I have been warned by my colleagues that the white judges on the appellate bench in Alabama are going to "F--- me up" for stirring up controversy on this subject. Maybe so. However, if this is the price I must pay for black Alabamians to achieve the goal of racially diversity on the Alabama Supreme Court, Alabama Court of Criminal Appeals, and Alabama Court of Civil Appeals in the 21st century, then so be it.
One thing is for sure -- I do not intend to pass the battle to integrate Alabama's all-white appellate courts down to my children and their children for them to fight at a later date. I would be less than a man if I did so. I have too much respect for myself, my children, my grandchildren, and my community to engage in this kind of political cowardice.
My colleagues often remind me about the way in which the federal court in Birmingham railroaded me during my 2019 criminal trial, and the real reason why they imprisoned me. Indeed, I was railroaded and, yes, I am imprisoned as a show of "white might" in Birmingham. But, the criminal justice system's mistreatment of me is no excuse for allowing Alabama's white political and judicial power players to rob the state's 26.8% of black population of their constitutional right to elect candidates of their choice to the state's appellate courts.
Sometimes Prison Can Be a Badge of Honor
While it is true that I have been incarcerated in federal prison for slightly more than 2 years, we must all remember that Dr. Martin Luther King, Jr., Rev. Ralph David Abernathy, Rev. Fred Shuttlesworth, South African President Nelson Mandela, and other notable civil rights activists spent far more time in jail than me. Dr. King and Mr. Mandela were also indicted on trumped up felony charges and railroaded in court just because they fought against engrained and widespread racial segregation when it was not popular to do so. I experienced the same fate.
Nelson Mandela was a great trial lawyer and represented himself during his criminal trial, just like I did. Mr. Mandela was railroaded during his trial, just like me. Mr. Mandela was convicted of the charges against him and spent 27 years in prison, with most of this time spent in solitary confinement.
In my case, Birmingham federal prosecutor Lloyd Peeples, who never saw an all-white power structure in Alabama that he did not like, tried to send me to prison for nearly 18 years for engaging in the same business transactions that unbiased and considerably more qualified New Jersey-based federal prosecutors reviewed first and determined to be in compliance with all applicable federal laws.

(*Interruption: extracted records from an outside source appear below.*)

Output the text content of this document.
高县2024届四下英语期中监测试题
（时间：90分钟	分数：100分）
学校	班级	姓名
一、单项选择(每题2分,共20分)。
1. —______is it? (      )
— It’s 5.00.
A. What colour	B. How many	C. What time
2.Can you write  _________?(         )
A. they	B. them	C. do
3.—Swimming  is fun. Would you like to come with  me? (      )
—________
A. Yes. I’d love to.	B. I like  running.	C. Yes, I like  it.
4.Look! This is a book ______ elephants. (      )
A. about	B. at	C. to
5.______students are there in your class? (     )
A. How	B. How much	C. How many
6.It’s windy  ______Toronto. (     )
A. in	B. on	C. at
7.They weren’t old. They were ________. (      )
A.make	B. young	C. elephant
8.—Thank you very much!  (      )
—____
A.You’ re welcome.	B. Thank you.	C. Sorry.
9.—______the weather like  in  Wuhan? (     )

Even though Peeples is still running amok in the Birmingham U.S. Attorney's office, this is no reason for Alabamians of interracial goodwill to act like cowards who are afraid to question the all-white status of the state's appellate courts.
Changing the Status Quo
I do not think I am the real problem here. In fact, I view myself as part of the solution to slowing down Alabama's growing and hardening white political power movement. For the most part, this movement has beaten down the state's black elected officials into Jim Crow-era submission. They have surrendered their manhood and womanhood to a mostly-male and all-white political oligarchy.
I have not sold out my people, and I never will. Even while imprisoned, I am still "unbought and unbossed." Furthermore, I realize that "everybody who is your color is not your kind."
As long as I have a breath of life left in my body, I will fight hard to dismantle the Jim Crow-era election scheme that has produced Alabama's three all-white appellate courts. Like Dr. King, Rev. Abernathy, Rev. Shuttlesworth, Mr. Mandela, and the others, I can continue to carry on this fight from prison.
Finally, I do not view my imprisonment as a badge of shame. Instead, I view it as a bridge to freedom for an African-American community in Alabama that deserves so much more than what state and federal political leaders are giving them by tolerating Alabama's all-white appellate court system.